La última tienda volvía a estar vacía. Hasta hacía muy poco, una mujer del pueblo había gestionado allí un negocio de marcos de cuadros, pero la verdad era que ningún negocio de los que se habían instalado en aquel local había logrado salir adelante. La tienda era ese lugar tristón que encuentras en toda pequeña ciudad, vacía seis meses del año y, durante los seis meses restantes, alquilada a gente rebosante de un optimismo completamente fuera de lugar. Unos años antes de la mujer de los marcos había habido allí una tienda de antigüedades, justo cuando el país luchaba por salir de una época de dura restricción al crédito y nadie gastaba un penique en lujos.
Tom vislumbró en el interior del establecimiento varias cajas de cartón apiladas en montones de a cuatro. Y adosadas a la pared, en la penumbra, varias estanterías de madera, distintas entre sí, algunas bastante elegantes y con puertas de cristal. ¿Pensarían montar allí una librería?
«¿Pero qué demonios es esto?», se dijo Tom para sus adentros. Era difícil comprobarlo, pero era probable que en Hometown no hubiera ni media docena de personas que hubiera abierto en su vida la tapa de un libro. Tom, por ejemplo, solo había leído un libro en toda su vida, uno que se dejó Trudy en casa. Una historia ubicada en la época de las Cruzadas sobre una mujer rubia que hacía apasionadamente el amor tanto con cristianos como con sarracenos. Y lo había leído pensando que tal vez le ayudara a discernir la forma de pensar de Trudy, pero no. Aunque la historia le había gustado, la verdad. No descartaba volver a leer otro libro algún día.
En el porche de delante de la tienda no había ningún cartel, tampoco nada en el escaparate. O no, sí que había algo: una hoja de papel arrancada de un cuaderno de espiral y pegada con celo por el interior del cristal. Tom forzó la vista, pero no consiguió leer qué ponía y encendió el mechero para verlo mejor. Estaba en otro idioma, aquello no era inglés y era la caligrafía más rara que había visto en su vida. La examinó con la nariz pegada al cristal y la llama del mechero amenazando con chamuscarle las cejas. ¿Egipcio, tal vez? Pero no eran dibujos pequeñitos, sino formas raras.

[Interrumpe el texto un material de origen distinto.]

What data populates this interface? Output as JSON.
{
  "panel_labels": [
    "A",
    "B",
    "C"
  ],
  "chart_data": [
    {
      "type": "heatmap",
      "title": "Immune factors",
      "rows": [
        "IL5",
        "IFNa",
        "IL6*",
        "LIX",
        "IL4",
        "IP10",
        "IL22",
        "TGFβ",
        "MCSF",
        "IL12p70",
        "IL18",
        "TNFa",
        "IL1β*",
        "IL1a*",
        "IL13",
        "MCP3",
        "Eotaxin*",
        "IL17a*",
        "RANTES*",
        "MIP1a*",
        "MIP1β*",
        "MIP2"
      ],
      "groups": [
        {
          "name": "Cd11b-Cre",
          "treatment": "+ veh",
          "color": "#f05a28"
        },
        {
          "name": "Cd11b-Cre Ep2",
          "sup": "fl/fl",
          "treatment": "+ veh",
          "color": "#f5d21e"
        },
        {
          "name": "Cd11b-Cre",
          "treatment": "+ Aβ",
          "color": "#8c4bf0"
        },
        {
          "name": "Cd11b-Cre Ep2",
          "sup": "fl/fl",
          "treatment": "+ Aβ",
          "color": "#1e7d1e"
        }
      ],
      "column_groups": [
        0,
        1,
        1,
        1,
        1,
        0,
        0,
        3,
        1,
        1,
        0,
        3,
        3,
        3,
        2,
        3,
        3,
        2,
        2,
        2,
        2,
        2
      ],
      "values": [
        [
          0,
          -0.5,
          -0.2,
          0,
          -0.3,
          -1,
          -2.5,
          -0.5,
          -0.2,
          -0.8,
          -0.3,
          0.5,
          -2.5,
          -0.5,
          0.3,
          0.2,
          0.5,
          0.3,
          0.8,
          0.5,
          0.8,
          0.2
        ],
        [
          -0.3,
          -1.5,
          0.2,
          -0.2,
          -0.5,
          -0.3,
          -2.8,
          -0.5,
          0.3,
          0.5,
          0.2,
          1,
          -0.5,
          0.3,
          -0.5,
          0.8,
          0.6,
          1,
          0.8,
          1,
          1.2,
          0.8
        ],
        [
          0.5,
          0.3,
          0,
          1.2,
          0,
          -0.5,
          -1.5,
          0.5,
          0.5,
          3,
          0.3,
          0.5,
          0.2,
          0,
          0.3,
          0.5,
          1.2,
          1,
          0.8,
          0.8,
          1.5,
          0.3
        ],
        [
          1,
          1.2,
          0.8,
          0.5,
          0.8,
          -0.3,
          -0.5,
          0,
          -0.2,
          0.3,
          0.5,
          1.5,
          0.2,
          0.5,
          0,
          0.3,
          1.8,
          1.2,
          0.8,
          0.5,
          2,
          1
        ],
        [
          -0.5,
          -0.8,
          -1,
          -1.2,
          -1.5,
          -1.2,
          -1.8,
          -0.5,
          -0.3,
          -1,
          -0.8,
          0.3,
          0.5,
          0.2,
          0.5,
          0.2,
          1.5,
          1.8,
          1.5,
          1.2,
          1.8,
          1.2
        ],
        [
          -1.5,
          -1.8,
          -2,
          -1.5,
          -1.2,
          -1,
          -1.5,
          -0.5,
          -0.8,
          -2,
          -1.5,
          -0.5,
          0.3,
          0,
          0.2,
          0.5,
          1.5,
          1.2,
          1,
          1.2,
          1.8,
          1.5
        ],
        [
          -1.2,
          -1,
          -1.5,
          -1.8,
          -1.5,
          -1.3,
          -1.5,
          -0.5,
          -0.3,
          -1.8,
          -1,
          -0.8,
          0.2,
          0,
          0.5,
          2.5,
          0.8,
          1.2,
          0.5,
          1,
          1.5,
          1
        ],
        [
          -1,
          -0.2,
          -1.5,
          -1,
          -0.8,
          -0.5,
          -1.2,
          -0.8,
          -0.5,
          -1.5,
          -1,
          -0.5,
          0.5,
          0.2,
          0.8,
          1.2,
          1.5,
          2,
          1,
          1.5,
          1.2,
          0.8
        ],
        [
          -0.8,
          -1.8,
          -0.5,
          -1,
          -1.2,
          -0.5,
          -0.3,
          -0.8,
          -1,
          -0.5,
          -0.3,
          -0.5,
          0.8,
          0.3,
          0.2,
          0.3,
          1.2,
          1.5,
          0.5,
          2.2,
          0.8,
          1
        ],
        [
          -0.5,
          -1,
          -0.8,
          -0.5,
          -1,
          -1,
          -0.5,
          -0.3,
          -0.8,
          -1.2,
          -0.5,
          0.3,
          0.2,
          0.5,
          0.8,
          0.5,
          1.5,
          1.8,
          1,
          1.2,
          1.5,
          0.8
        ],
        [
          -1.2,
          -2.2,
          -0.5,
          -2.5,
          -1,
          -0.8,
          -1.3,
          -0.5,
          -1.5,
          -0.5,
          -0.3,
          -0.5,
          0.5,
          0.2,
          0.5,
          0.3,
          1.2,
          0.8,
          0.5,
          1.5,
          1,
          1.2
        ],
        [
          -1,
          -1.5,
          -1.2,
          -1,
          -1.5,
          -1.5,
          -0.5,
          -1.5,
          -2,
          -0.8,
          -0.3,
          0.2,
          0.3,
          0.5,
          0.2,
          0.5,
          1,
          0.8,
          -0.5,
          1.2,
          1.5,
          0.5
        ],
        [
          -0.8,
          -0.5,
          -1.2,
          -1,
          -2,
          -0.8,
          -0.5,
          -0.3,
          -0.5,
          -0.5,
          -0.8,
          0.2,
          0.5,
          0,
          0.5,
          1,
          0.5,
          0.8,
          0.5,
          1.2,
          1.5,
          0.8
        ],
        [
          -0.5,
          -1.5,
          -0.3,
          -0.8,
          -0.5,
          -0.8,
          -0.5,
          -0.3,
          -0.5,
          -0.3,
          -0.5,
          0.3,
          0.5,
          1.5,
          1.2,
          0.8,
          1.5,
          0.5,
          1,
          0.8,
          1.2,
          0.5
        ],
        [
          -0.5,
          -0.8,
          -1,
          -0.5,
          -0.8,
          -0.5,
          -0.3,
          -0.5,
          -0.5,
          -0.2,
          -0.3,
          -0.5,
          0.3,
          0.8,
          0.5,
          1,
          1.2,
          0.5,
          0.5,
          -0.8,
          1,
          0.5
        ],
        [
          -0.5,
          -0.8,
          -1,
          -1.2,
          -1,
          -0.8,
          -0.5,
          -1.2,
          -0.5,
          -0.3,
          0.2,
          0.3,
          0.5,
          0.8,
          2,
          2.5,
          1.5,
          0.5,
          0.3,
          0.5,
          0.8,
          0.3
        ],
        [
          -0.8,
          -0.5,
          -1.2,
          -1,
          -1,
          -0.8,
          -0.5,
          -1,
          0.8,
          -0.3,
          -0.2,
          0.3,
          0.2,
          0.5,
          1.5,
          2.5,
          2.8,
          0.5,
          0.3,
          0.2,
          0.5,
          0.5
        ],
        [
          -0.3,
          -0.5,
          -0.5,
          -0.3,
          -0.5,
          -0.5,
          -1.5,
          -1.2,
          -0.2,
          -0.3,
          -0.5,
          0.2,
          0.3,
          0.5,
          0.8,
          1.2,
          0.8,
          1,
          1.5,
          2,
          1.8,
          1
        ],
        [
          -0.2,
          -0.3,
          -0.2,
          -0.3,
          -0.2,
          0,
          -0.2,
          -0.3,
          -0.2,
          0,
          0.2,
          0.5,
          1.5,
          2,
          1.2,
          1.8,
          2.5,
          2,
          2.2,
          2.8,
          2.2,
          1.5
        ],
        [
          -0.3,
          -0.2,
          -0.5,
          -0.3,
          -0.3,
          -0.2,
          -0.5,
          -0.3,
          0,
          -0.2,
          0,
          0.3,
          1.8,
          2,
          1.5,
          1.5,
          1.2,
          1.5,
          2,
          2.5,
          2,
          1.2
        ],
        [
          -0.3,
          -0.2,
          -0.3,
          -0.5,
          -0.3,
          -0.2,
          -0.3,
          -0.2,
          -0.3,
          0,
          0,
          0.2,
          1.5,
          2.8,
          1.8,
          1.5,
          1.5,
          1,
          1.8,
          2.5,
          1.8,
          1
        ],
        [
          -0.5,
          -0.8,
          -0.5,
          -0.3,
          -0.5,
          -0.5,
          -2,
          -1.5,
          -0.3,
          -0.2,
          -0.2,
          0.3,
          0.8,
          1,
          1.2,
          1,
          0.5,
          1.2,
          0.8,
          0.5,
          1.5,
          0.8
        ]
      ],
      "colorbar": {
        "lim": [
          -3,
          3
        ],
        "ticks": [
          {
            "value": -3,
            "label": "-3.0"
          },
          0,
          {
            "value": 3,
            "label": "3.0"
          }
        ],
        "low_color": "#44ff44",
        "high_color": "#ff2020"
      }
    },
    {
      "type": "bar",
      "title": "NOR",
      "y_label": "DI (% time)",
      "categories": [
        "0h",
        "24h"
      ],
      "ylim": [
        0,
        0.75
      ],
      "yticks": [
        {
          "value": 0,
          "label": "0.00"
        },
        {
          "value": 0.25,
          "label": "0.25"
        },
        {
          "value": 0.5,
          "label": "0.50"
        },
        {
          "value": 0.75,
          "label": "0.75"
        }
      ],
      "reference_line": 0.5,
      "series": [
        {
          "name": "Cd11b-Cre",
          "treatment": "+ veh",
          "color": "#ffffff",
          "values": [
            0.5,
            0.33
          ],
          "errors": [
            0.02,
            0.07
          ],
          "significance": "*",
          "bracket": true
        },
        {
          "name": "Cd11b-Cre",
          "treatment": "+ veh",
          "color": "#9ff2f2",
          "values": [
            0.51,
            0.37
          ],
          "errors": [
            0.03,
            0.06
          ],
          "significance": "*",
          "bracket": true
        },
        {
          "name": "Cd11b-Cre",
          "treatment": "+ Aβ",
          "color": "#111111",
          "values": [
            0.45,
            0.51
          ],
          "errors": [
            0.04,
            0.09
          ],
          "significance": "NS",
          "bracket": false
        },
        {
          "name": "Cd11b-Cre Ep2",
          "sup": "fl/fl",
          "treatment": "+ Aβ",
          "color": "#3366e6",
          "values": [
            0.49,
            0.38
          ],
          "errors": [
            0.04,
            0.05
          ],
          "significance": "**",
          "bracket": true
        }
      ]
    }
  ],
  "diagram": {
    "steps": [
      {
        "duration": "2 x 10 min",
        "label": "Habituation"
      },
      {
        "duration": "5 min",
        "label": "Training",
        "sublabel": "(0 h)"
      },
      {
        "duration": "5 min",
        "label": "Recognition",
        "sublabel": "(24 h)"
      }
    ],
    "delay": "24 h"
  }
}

—Ni idea —dijo Tom, y guardó el mechero.
¿De vuelta a casa? Supuso que sí. Pero tenía que pasar algo. Lo que fuera. No podía seguir viviendo así el resto de su vida. Subió al coche y soltó un suspiro que más pareció un mugido.
Los chicos seguían gritándose, buscando lo que jamás encontrarían: una chica que besar, una marmita de oro, una visión que los transportase más allá de los muros del pueblo, hacia la cumbre de una montaña nevada donde beberían de cálices plateados en compañía de los dioses.
Tom volvió a casa rumiando su melancolía. Al día siguiente, y bien temprano, los perales y los nectarinos. Y Beau tumbado a los pies de la escalera, rascándose.
El idioma que Tom había examinado con detalle en el escaparate de la tienda, el idioma que tan perplejo lo había dejado, era hebreo. Traducida al inglés, la frase decía: «Dios de los desesperados, bendice esta tienda».